Wall Paintings in the Tomb of Queen Nefertari
The image shows a wall paintings and ceiling within the burial chamber of the tomb of Queen Nefertari. The ceiling is painted with stars to represent the night sky. The tomb of Queen Nefertari in the Valley of the Queens at West Thebes, is one of the best preserved and most ornately decorated of all known tombs.
The paintings (from left to right) show a lion, heron, falcon, the mummy of Nefertari, falcon and a male figure. Beneath them are hieroglyphics from an ancient funerary text known as the Book of the Dead. Nefertari lived around 1300-1255 BC and was the first of the Great Royal Wives of Ramesses II. It was discovered by Ernesto Schiaparelli (the director of the Egyptian Museum in Turin) in 1904. It is called the Sistine Chapel of Ancient Egypt.
“Egyptians were probably the first to be aware of the nobility inherent in the human form and to express it in art. One can sense the pleasure that the Egyptians must have taken in the balance of the shoulders and the delicate way in which they contrast with the aspiring shape of the rest of the body… Julius Lange showed with great sensitivity that we should not imagine the fact that human figures in Egyptian art ‘have stiff and erect backs, with their heads held high, and set squarely on their bodies’ to be a sign of incompetence… Rather ‘the awareness grew that this attitude expresses vitality and confidence in real life, and that it is therefore appropriate to the triumphant spirit which art should proclaim.’

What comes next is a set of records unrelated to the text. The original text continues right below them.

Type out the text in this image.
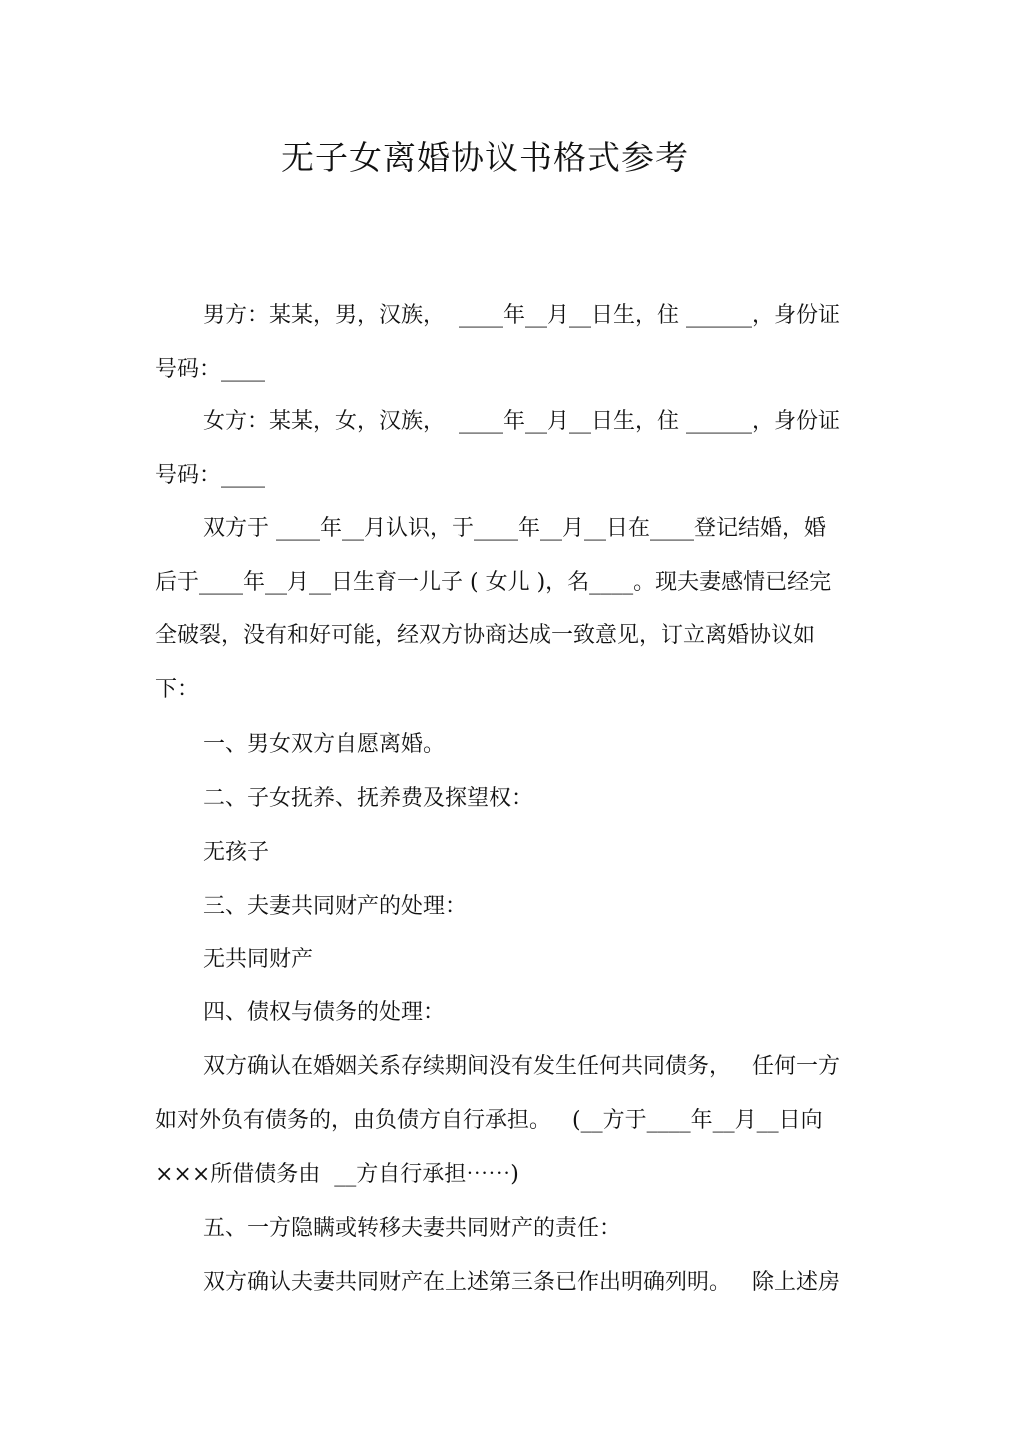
无子女离婚协议书格式参考
男方：某某，男，汉族，  ____年__月__日生，住 ______，身份证
号码：____
女方：某某，女，汉族，  ____年__月__日生，住 ______，身份证
号码：____
双方于 ____年__月认识，于____年__月__日在____登记结婚，婚
后于____年__月__日生育一儿子 ( 女儿 )，名____。现夫妻感情已经完
全破裂，没有和好可能，经双方协商达成一致意见，订立离婚协议如
下：
一、男女双方自愿离婚。
二、子女抚养、抚养费及探望权：
无孩子
三、夫妻共同财产的处理：
无共同财产
四、债权与债务的处理：
双方确认在婚姻关系存续期间没有发生任何共同债务，   任何一方
如对外负有债务的，由负债方自行承担。   (__方于____年__月__日向
×××所借债务由  __方自行承担⋯⋯)
五、一方隐瞒或转移夫妻共同财产的责任：
双方确认夫妻共同财产在上述第三条已作出明确列明。   除上述房
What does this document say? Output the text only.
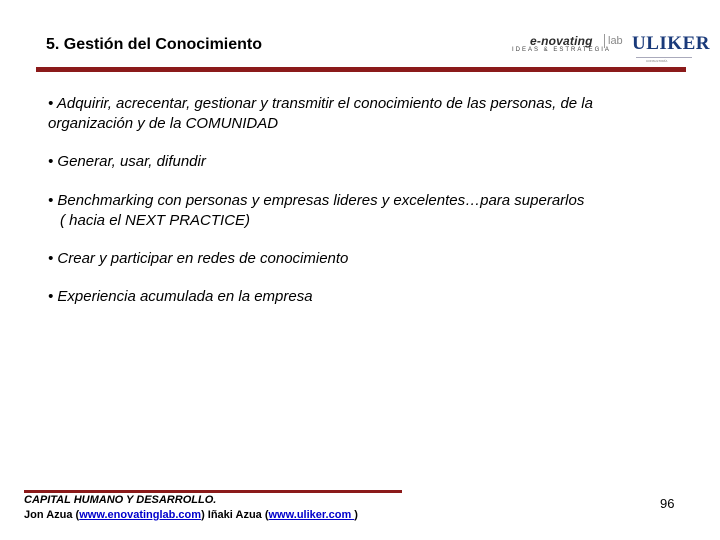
5. Gestión del Conocimiento	e-novating	lab
IDEAS & ESTRATEGIA ULIKER
CONSULTORÍA
• Adquirir, acrecentar, gestionar y transmitir el conocimiento de las personas, de la
organización y de la COMUNIDAD
• Generar, usar, difundir
• Benchmarking con personas y empresas lideres y excelentes…para superarlos
( hacia el NEXT PRACTICE)
• Crear y participar en redes de conocimiento
• Experiencia acumulada en la empresa
CAPITAL HUMANO Y DESARROLLO.
Jon Azua (www.enovatinglab.com) Iñaki Azua (www.uliker.com )
96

The transition from the fat predynastic female figurines, with their heavy breasts, thighs, and buttocks, to the slender classical Egyptian pictures of women, which ‘remind one of the profiles of precious vases’ indicates how much effect aesthetic impulses had in the genesis of ‘Egyptian’ art; among these pictures, apart from a few exceptions determined by their contexts, only youthful, firm, and well-formed bodies are to be seen…”
— Principles of Egyptian Art, by Heinrich Schäfer
New Kingdom, 19th Dynasty, reign of Ramesses II, ca. 1279-1213 BC. Tomb of Nefertari (QV66), Valley of the Queens, West Thebes.